This is an old place," O’Deoradhain answered. He gestured straight out from the ledge. "They say that back when the first people came here to the lough, the falls were out here. But the river’s hungry, and it eats away a few feet of the cliffs every year and so
the lough keeps growing at this end. One day, thousands and thousands of years from now, the falls will be all the way back to Ath Iseal. We look at the land, and from our perspective, it all seems eternal: the mountains, the rivers, the lakes-they are there at our birth, and there looking the same at our death.
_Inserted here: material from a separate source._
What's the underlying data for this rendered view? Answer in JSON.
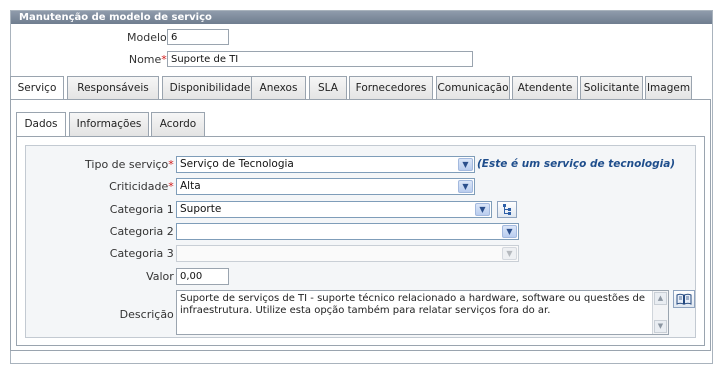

But the stones themselves see that everything is always changing, and barely see us or our battles and legends at all. We're just ghosts and wisps of fog to them."
"Ah, you have a poet in you," Maeve said. "Tis well said."
O'Deoradhain touched his forehead, smiling at Maeve. "Thank you, Bantiarna. It's my mam's gift. She had a wonderful way with tales, espe-cially those from the north. She was from Inish Thuaidh, as I told your daughter."
Jenna refused to look back at him. "An Inishlander?" Maeve said. "So was my late husband-or his parents were from there, anyway. But he wasn't one for stories, I'm afraid. He didn't speak much about his family or the island. I don't think he'd ever been there himself."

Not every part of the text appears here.